The Sisters resided on the far side of the Papal Apartments. Father Magee slept upstairs in the attic area. Father Lorenzi was sleeping on a temporary basis near to the Pope’s bedroom while his own room in the attic area previously occupied by Paul’s secretary, Monsignor Macchi, was being re-decorated. He was shaken out of his sleep by Sister Vincenza.

A number of early rising Romans had already noted with quiet satisfaction the light shining from the Pope’s bedroom. It was good to know you were not the only one up at such an early hour. The light had remained unnoticed throughout the night by Vatican security gnards.

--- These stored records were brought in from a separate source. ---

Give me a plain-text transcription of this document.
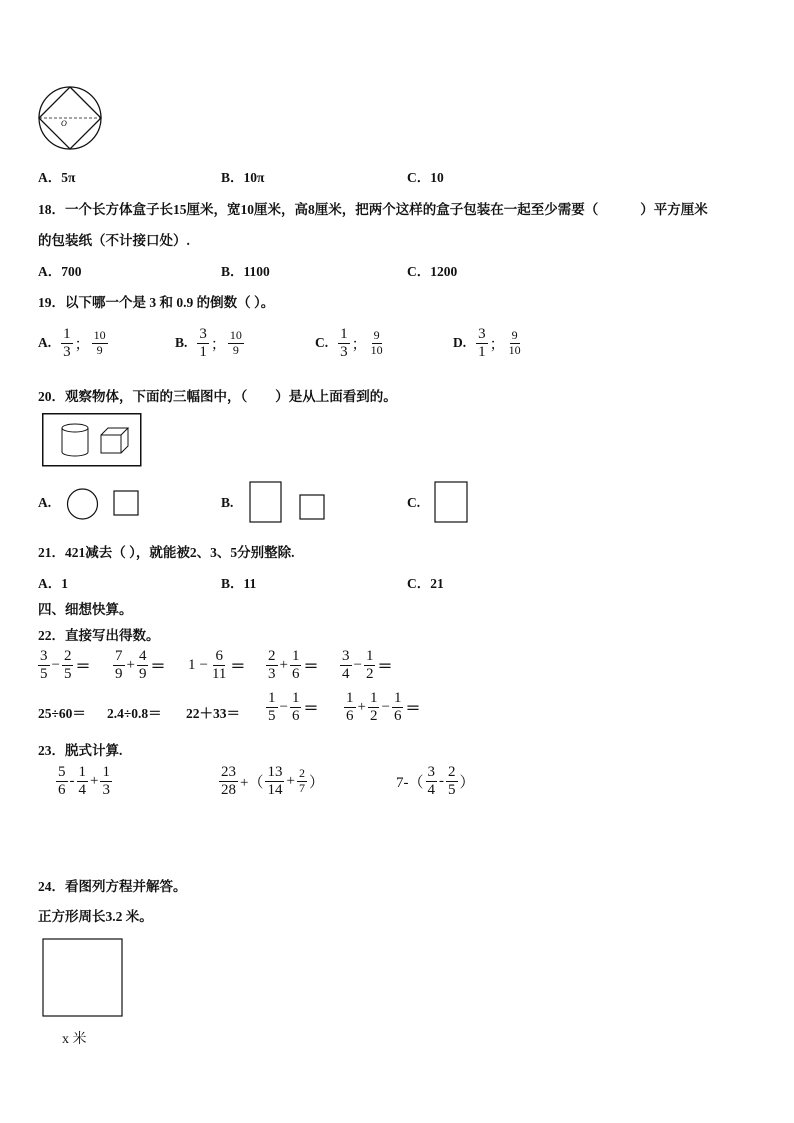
O
A．5π	B．10π	C．10
18．一个长方体盒子长15厘米，宽10厘米，高8厘米，把两个这样的盒子包装在一起至少需要（	）平方厘米
的包装纸（不计接口处）.
A．700	B．1100	C．1200
19．以下哪一个是 3 和 0.9 的倒数（ ）。
A. $\frac{1}{3}$ ； $\frac{10}{9}$	B. $\frac{3}{1}$ ； $\frac{10}{9}$	C. $\frac{1}{3}$ ； $\frac{9}{10}$	D. $\frac{3}{1}$ ； $\frac{9}{10}$
20．观察物体，下面的三幅图中，（ ）是从上面看到的。
A.	B.	C.
21．421减去（ ），就能被2、3、5分别整除.
A．1	B．11	C．21
四、细想快算。
22．直接写出得数。
$\frac{3}{5} - \frac{2}{5} = \frac{7}{9} + \frac{4}{9} = 1 - \frac{6}{11} = \frac{2}{3} + \frac{1}{6} = \frac{3}{4} - \frac{1}{2}$ ＝
$25\div 60= 2.4\div 0.8= 22+33= \frac{1}{5} - \frac{1}{6} = \frac{1}{6} + \frac{1}{2} - \frac{1}{6}$ ＝
23．脱式计算.
$\frac{5}{6} - \frac{1}{4} + \frac{1}{3}$	$\frac{23}{28}$ +（ $\frac{13}{14} + \frac{2}{7}$ ）	$7-( \frac{3}{4} - \frac{2}{5}$ ）
24．看图列方程并解答。
正方形周长3.2 米。
x 米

A half-dazed Diego Lorenzi gazed at the lifeless body of Albino Luciani. Next to respond was Father Magee. For the second time within two months he looked upon a dead Pope, but in markedly different circumstances. When Paul VI had died on August 6th, many were gathered around the death bed in Castel Gandolfo, the Papal summer residence just outside Rome. Medical bulletins gave a highly detailed account of the last twenty-four hours of Paul’s life and an equally detailed account of the sequence of physical ailments that led to his death at 9.40 p.m.

Now after a mere 33 days as Pope, Albino Luciani had died alone. Cause of death? Time of death?

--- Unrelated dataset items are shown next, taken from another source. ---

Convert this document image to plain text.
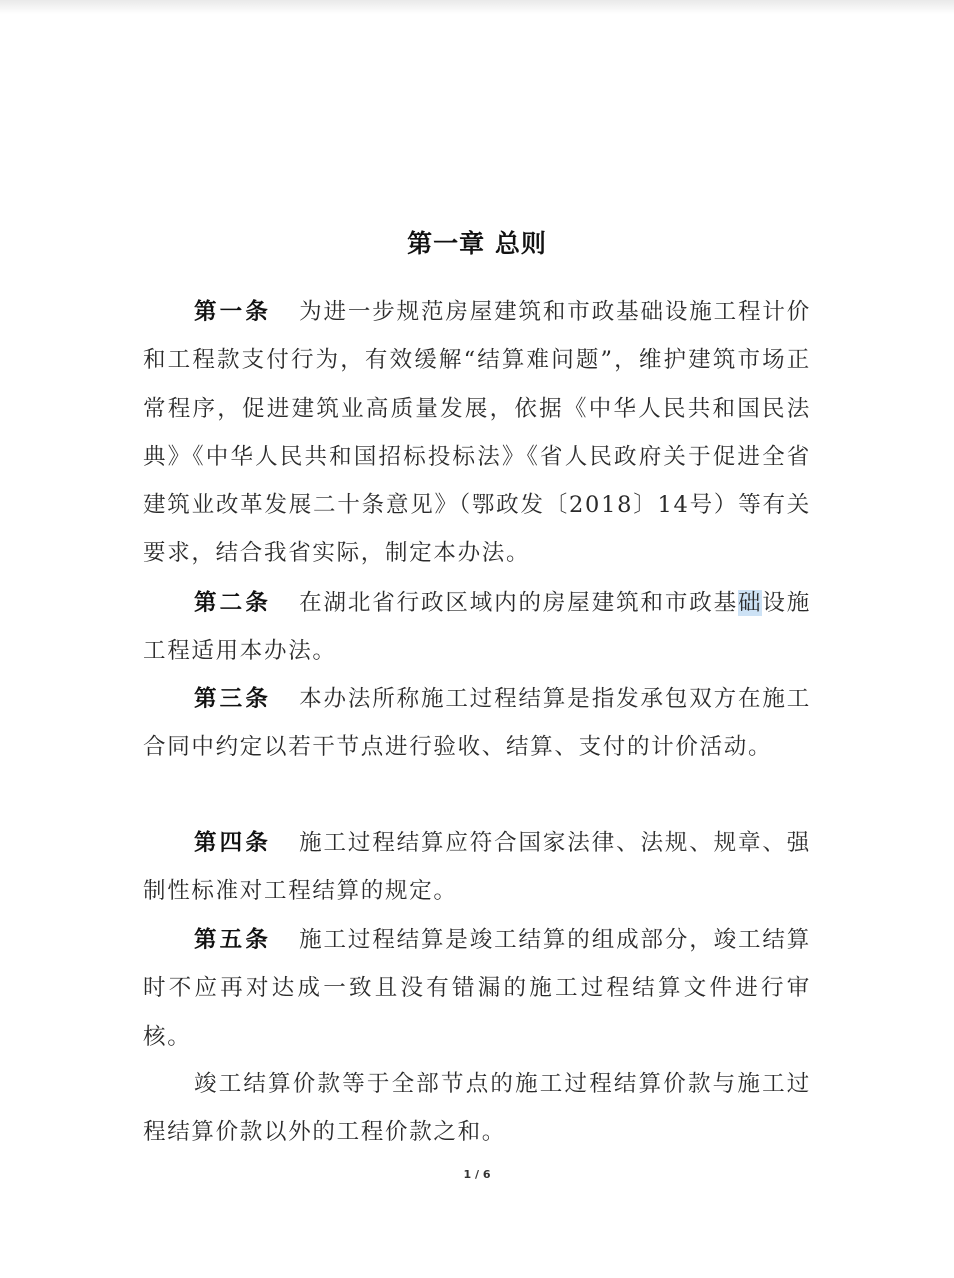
第一章 总则
第一条 为进一步规范房屋建筑和市政基础设施工程计价和工程款支付行为，有效缓解“结算难问题”，维护建筑市场正常程序，促进建筑业高质量发展，依据《中华人民共和国民法典》《中华人民共和国招标投标法》《省人民政府关于促进全省建筑业改革发展二十条意见》（鄂政发〔2018〕14号）等有关要求，结合我省实际，制定本办法。
第二条 在湖北省行政区域内的房屋建筑和市政基础设施工程适用本办法。
第三条 本办法所称施工过程结算是指发承包双方在施工合同中约定以若干节点进行验收、结算、支付的计价活动。
第四条 施工过程结算应符合国家法律、法规、规章、强制性标准对工程结算的规定。
第五条 施工过程结算是竣工结算的组成部分，竣工结算时不应再对达成一致且没有错漏的施工过程结算文件进行审核。
竣工结算价款等于全部节点的施工过程结算价款与施工过程结算价款以外的工程价款之和。
1 / 6
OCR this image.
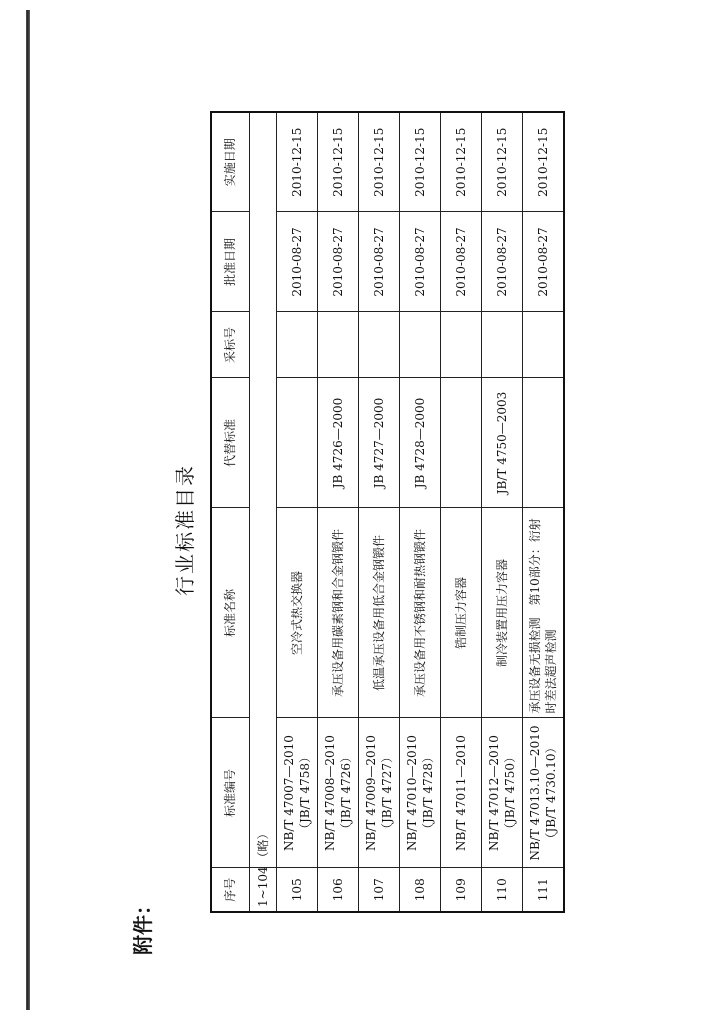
附件：
行业标准目录
序号	标准编号	标准名称	代替标准	采标号	批准日期	实施日期
1~104	（略）					
105	NB/T 47007—2010 （JB/T 4758）	空冷式热交换器			2010-08-27	2010-12-15
106	NB/T 47008—2010 （JB/T 4726）	承压设备用碳素钢和合金钢锻件	JB 4726—2000		2010-08-27	2010-12-15
107	NB/T 47009—2010 （JB/T 4727）	低温承压设备用低合金钢锻件	JB 4727—2000		2010-08-27	2010-12-15
108	NB/T 47010—2010 （JB/T 4728）	承压设备用不锈钢和耐热钢锻件	JB 4728—2000		2010-08-27	2010-12-15
109	NB/T 47011—2010	锆制压力容器			2010-08-27	2010-12-15
110	NB/T 47012—2010 （JB/T 4750）	制冷装置用压力容器	JB/T 4750—2003		2010-08-27	2010-12-15
111	NB/T 47013.10—2010 （JB/T 4730.10）	承压设备无损检测　第10部分：衍射时差法超声检测			2010-08-27	2010-12-15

After one of the shortest Conclaves in history, one of the shortest reigns. No Pope had died so quickly after his election for nearly 400 years. To find a briefer Papacy it is necessary to go back to 1605, to the days of the Medici Leo XI who served for 17 days. How had Albino Luciani died?

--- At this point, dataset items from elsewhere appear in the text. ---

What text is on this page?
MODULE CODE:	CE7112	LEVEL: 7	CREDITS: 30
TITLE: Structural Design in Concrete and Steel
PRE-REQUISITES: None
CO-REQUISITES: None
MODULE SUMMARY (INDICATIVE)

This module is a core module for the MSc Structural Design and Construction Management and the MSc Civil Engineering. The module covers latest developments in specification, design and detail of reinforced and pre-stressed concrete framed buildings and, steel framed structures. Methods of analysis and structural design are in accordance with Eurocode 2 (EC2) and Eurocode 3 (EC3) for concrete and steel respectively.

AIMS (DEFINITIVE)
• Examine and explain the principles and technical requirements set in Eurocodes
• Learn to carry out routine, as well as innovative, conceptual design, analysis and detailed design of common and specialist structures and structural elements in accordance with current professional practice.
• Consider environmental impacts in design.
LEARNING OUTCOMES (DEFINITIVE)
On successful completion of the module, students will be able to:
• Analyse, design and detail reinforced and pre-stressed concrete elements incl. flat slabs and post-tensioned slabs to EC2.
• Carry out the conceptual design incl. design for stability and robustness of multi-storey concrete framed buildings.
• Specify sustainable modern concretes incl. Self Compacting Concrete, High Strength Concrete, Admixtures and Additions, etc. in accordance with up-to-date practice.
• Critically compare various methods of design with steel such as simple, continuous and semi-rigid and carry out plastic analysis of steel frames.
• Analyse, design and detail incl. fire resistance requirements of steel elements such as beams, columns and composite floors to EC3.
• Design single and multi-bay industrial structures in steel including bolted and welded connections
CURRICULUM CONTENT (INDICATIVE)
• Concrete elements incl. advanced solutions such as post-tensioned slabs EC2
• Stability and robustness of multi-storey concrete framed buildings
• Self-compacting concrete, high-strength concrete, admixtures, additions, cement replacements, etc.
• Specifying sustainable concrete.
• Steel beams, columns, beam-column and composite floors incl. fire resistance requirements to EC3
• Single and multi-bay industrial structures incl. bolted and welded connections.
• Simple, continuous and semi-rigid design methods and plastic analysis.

Father Magee’s first action was to telephone Secretary of State Villot, residing two floors below. Less than twelve hours earlier Albino Luciani had told Villot of his impending replacement by
Benelli. Now, far from being a former Secretary of State, the Pope’s death not only ensured he would remain in office until a successor was elected, he also assumed the role of Camerlengo, virtually acting head of the Church. By 5.00 a.m. Villot was in the Pope’s bedroom and had confirmed for himself that Albino Luciani was dead.

If Luciani died naturally, the subsequent actions and instructions given by Villot are completely inexplicable. His behaviour only becomes understandable when related to one specific conclusion. Either Cardinal Jean Villot was part of a conspiracy to murder the Pope, or he saw clear evidence in the Papal bedroom indicating the Pope had been murdered, and promptly determined that to protect the Church the evidence must be destroyed.

Beside the Pope’s bed on a small table was the medicine that Luciani had been taking for low blood pressure. Villot pocketed the medicine and removed the notes on the Papal transfers and appointments from the dead Pope’s hands. They followed the medicine into Villot’s pocket. From his study desk his last Will was removed. Also to vanish from the bedroom were the Pope’s glasses and slippers. None of these items has ever been seen again. Villot then created for the shocked members of the Pope’s household a totally fictitious account of the circumstances leading to the finding of Luciani’s body. He imposed a vow of silence concerning Sister Vincenza’s discovery and instructed the household that news of the death was to be suppressed until he indicated otherwise. Then sitting in the Pope’s study he began to make a series of telephone calls.

Based on the eye-witness accounts of people I have interviewed, the medicine, the glasses, the slippers and the Pope’s last Will were all in the bedroom and the Papal study before Villot entered the rooms. After his initial visit and examination all the items had vanished.